Bangladesh Wants Korea to Build Nuclear Power Plant
The Bangladeshi government has proposed that Korea build the first nuclear power plant on its soil.
Bangladeshi Ambassador to Korea Shahidul Islam told The Korea Times that his government has been asking Korea to initiate a nuclear energy project as part of Korea's development aid program. Korea is rejecting the proposal.
The project is estimated at $9 billion, and the government had gone well ahead by selecting a spot for the plant.
An official at the Export-Import (EXIM) Bank of Korea said his office receives the faxed proposal on a regular basis for years now.

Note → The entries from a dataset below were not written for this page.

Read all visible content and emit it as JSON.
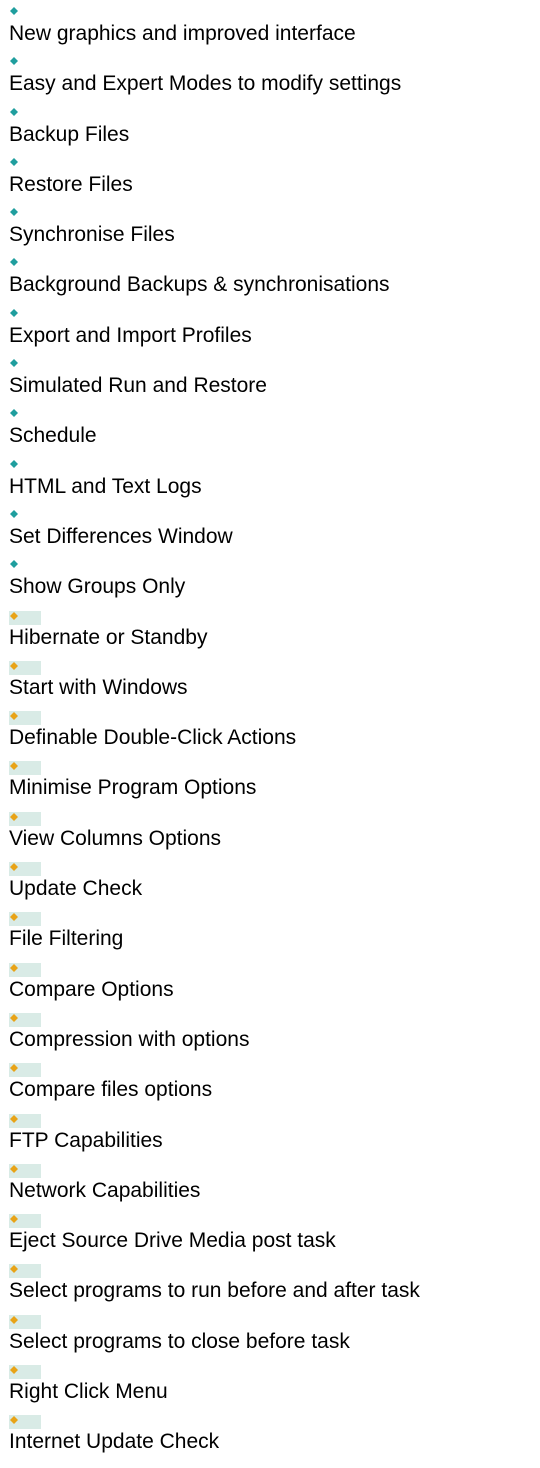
{
  "colors": {
    "teal_bullet": "#1f9e9e",
    "orange_bullet": "#e8a317",
    "bullet_highlight": "#d9ebe6"
  },
  "features": [
    {
      "label": "New graphics and improved interface",
      "bullet": "teal-diamond-icon"
    },
    {
      "label": "Easy and Expert Modes to modify settings",
      "bullet": "teal-diamond-icon"
    },
    {
      "label": "Backup Files",
      "bullet": "teal-diamond-icon"
    },
    {
      "label": "Restore Files",
      "bullet": "teal-diamond-icon"
    },
    {
      "label": "Synchronise Files",
      "bullet": "teal-diamond-icon"
    },
    {
      "label": "Background Backups & synchronisations",
      "bullet": "teal-diamond-icon"
    },
    {
      "label": "Export and Import Profiles",
      "bullet": "teal-diamond-icon"
    },
    {
      "label": "Simulated Run and Restore",
      "bullet": "teal-diamond-icon"
    },
    {
      "label": "Schedule",
      "bullet": "teal-diamond-icon"
    },
    {
      "label": "HTML and Text Logs",
      "bullet": "teal-diamond-icon"
    },
    {
      "label": "Set Differences Window",
      "bullet": "teal-diamond-icon"
    },
    {
      "label": "Show Groups Only",
      "bullet": "teal-diamond-icon"
    },
    {
      "label": "Hibernate or Standby",
      "bullet": "orange-diamond-icon"
    },
    {
      "label": "Start with Windows",
      "bullet": "orange-diamond-icon"
    },
    {
      "label": "Definable Double-Click Actions",
      "bullet": "orange-diamond-icon"
    },
    {
      "label": "Minimise Program Options",
      "bullet": "orange-diamond-icon"
    },
    {
      "label": "View Columns Options",
      "bullet": "orange-diamond-icon"
    },
    {
      "label": "Update Check",
      "bullet": "orange-diamond-icon"
    },
    {
      "label": "File Filtering",
      "bullet": "orange-diamond-icon"
    },
    {
      "label": "Compare Options",
      "bullet": "orange-diamond-icon"
    },
    {
      "label": "Compression with options",
      "bullet": "orange-diamond-icon"
    },
    {
      "label": "Compare files options",
      "bullet": "orange-diamond-icon"
    },
    {
      "label": "FTP Capabilities",
      "bullet": "orange-diamond-icon"
    },
    {
      "label": "Network Capabilities",
      "bullet": "orange-diamond-icon"
    },
    {
      "label": "Eject Source Drive Media post task",
      "bullet": "orange-diamond-icon"
    },
    {
      "label": "Select programs to run before and after task",
      "bullet": "orange-diamond-icon"
    },
    {
      "label": "Select programs to close before task",
      "bullet": "orange-diamond-icon"
    },
    {
      "label": "Right Click Menu",
      "bullet": "orange-diamond-icon"
    },
    {
      "label": "Internet Update Check",
      "bullet": "orange-diamond-icon"
    }
  ]
}
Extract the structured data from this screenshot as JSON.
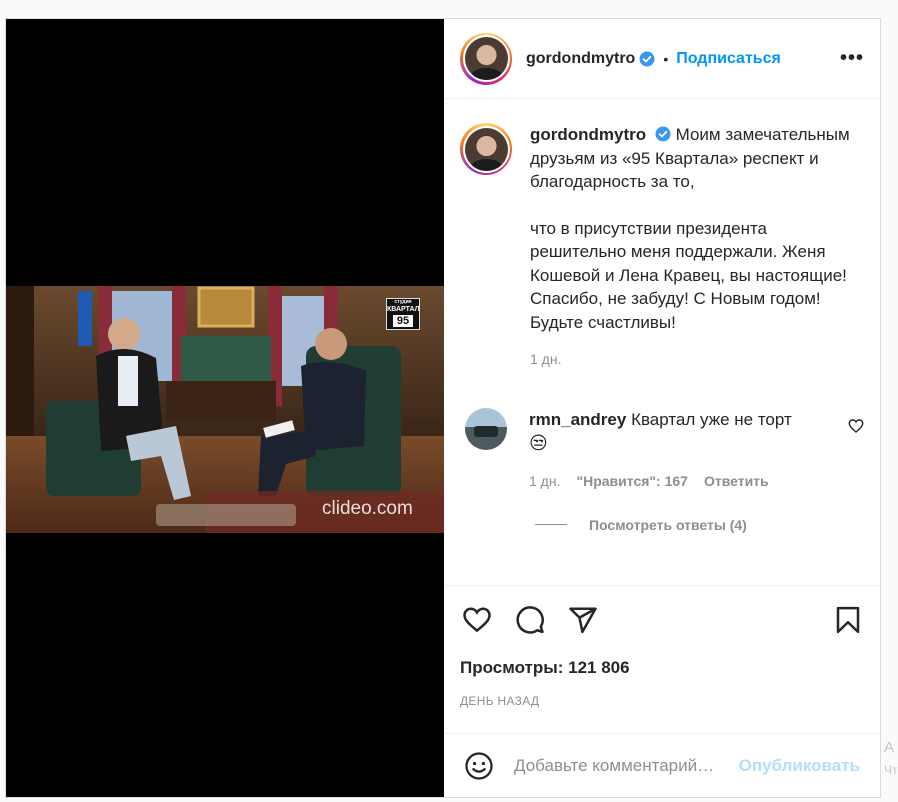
{
  "post": {
    "author": {
      "username": "gordondmytro",
      "verified": true
    },
    "header": {
      "dot": "•",
      "follow_label": "Подписаться",
      "more_label": "•••"
    },
    "caption": {
      "username": "gordondmytro",
      "text": "Моим замечательным друзьям из «95 Квартала» респект и благодарность за то,",
      "text_continued": "что в присутствии президента решительно меня поддержали. Женя Кошевой и Лена Кравец, вы настоящие! Спасибо, не забуду! С Новым годом! Будьте счастливы!",
      "time": "1 дн."
    },
    "comments": [
      {
        "username": "rmn_andrey",
        "text": "Квартал уже не торт",
        "emoji": "😒",
        "time": "1 дн.",
        "likes_label": "\"Нравится\": 167",
        "reply_label": "Ответить",
        "view_replies_label": "Посмотреть ответы (4)"
      }
    ],
    "video": {
      "watermark": "clideo.com",
      "logo_top": "студия",
      "logo_main": "КВАРТАЛ",
      "logo_num": "95"
    },
    "stats": {
      "views": "Просмотры: 121 806",
      "posted_ago": "ДЕНЬ НАЗАД"
    },
    "add_comment": {
      "placeholder": "Добавьте комментарий…",
      "publish_label": "Опубликовать"
    },
    "edge_text": {
      "line1": "А",
      "line2": "Чт"
    }
  }
}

However, it won't accept it for one reason in particular.
"It's against OECD regulations to help build a nuclear facility in a recipient country, even though it is for peaceful purposes," the official said on condition of anonymity.
The bank is in charge of offering loans for developing countries.
Bangladesh is the second-largest recipient of Korea's development loan, having receiving $130 million in 2008.
Ambassador Islam emphasized on the necessity of a nuclear power plant in Bangladesh to overcome its power shortage.
The world's most densely populated country has relied on natural gas from its reserves for power. "We need to find another source," he said.
The envoy's comment came at an interesting time, for Korea is surfacing as a new player in the global nuclear energy competition.
It beat France and the United States, two strong players, last December in a bid to construct nuclear power plants in the United Arab Emirates.
Despite the issue surrounding management of its waste, nuclear energy is gaining momentum as a future energy, which has no environmental price.
The ambassador's comments came on the same day the Korea-Bangladesh Friendship Forum, a venue for discussions among academics, businessmen and lawmakers, was inaugurated last week at the National Assembly.
Ahn Seong-doo, deputy director general of the South Asian- Pacific affairs bureau at the foreign ministry, said Bangladeshi Prime Minister Sheikh Hasina's visit this year will add to interaction between the two governments.
No South Korean president has yet been to Bangladesh.
Ahn said the two parties are under consultation for a detailed schedule of the prime minister's visit.
Rep. Kim Choong-whan of the governing Grand National Party, chairman of the Korea-Bangladesh Parliamentary Friendship Association, hoped the forum would diversify the dimensions of the bilateral ties that are mainly dominated by the issue of Bangladeshi citizens working in Korea.
The number of Bangladeshi people in Korea has been increasing, though so has the number of the undocumented.
According to Korea Immigration Service's statistics, 7,300 Bangladeshi citizens are in Korea as of January 2010, and 3,000 of them are illegal.
Professor Kim Chan-wahn from the Hankuk University of Foreign Studies called for the creation of a student exchange program that would contribute to raising awareness of the country and spreading information about Bangladesh in Korea.
"We have many businessmen, but not many students," he told the audience, saying the exchange program would eventually lead to create a pool of experts on Bangladesh.